At one end of Pinkslipbot’s world sits a conventional C&C server, while at the other end is a computer that has been infected by it. In between this sit two layers of HTTPS proxies made up of around 500,000 infected PCs corralled to hide the connection.
Anyone trying to find the IP address of the C&C server controlling the malware will instead see the proxy system shielding it.
Pinkslipbot is the first malware to use infected machines as HTTPS-based control servers.
They offer a detailed explanation of the innovative way this HTTPS proxying of control servers is executed – but we couldn’t help noticing with dismay the role of universal plug and play (UPnP).

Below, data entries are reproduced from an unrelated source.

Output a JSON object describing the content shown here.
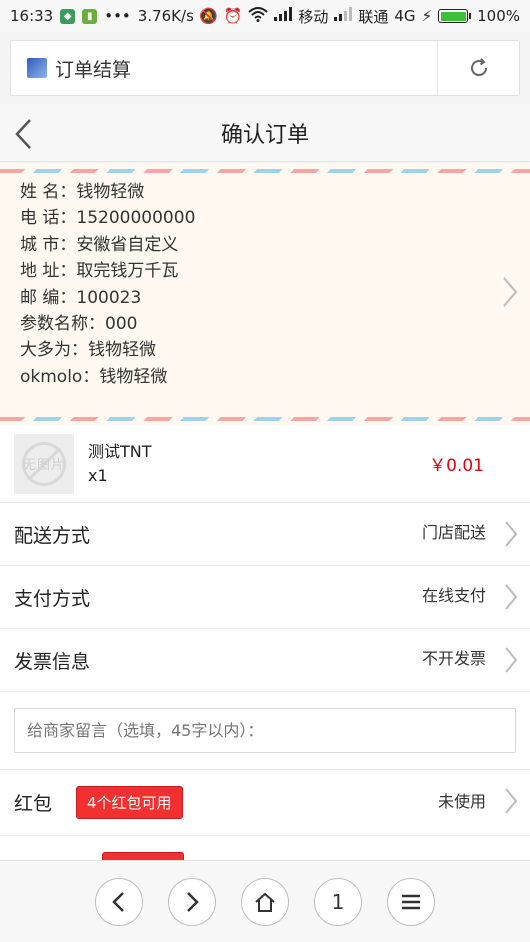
{
  "status_bar": {
    "time": "16:33",
    "speed": "3.76K/s",
    "carrier1": "移动",
    "carrier2": "联通",
    "network": "4G",
    "battery": "100%"
  },
  "browser": {
    "tab_title": "订单结算"
  },
  "header": {
    "title": "确认订单"
  },
  "address": {
    "lines": [
      "姓 名：钱物轻微",
      "电 话：15200000000",
      "城 市：安徽省自定义",
      "地 址：取完钱万千瓦",
      "邮 编：100023",
      "参数名称：000",
      "大多为：钱物轻微",
      "okmolo：钱物轻微"
    ]
  },
  "product": {
    "thumb_text": "无图片",
    "name": "测试TNT",
    "qty": "x1",
    "price": "￥0.01"
  },
  "options": [
    {
      "label": "配送方式",
      "value": "门店配送"
    },
    {
      "label": "支付方式",
      "value": "在线支付"
    },
    {
      "label": "发票信息",
      "value": "不开发票"
    }
  ],
  "message": {
    "placeholder": "给商家留言（选填，45字以内）："
  },
  "redpack": {
    "label": "红包",
    "badge": "4个红包可用",
    "value": "未使用"
  },
  "bottom_nav": {
    "tabs_count": "1"
  }
}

This is a set of protocols invented a decade ago to make it easier for home networking devices to talk to one another through a domestic router or gateway without the user having to get their hands dirty.
The problem is that UPnP does this by helpfully opening ports through the gateway’s firewall, the perils of which Naked Security has written about before. It’s like a short cut through the firewall – in both directions.
After checking for a fast, US-based connection from an initial infection, Pinkslipbot tries to set up one or more of these short cuts on 27 different internal and external ports, letting the control server know when it succeeds.
For the victim, things get bad quickly:
We have observed multiple Pinkslipbot control server proxies hosted on separate computers on the same home network as well as what appears to be a public Wi-Fi hotspot.
Hijacking UPnP in this way is rare – the only other example is the 2008 Conficker worm, long before UPnP was as ubiquitous as it’s since become. The UPnP trick here is only a means to the end, but an important one.
Pinkslipbot acts as a proof-of-concept in how to abuse something as simple as UPnP to do something sophisticated. It will be copied soon enough.
The researchers suggest “users keep tabs on their local port-forwarding rules”, but frankly we’d recommend the simpler AC Milan defence: visit the gateway router’s WAN settings and disable UPnP completely.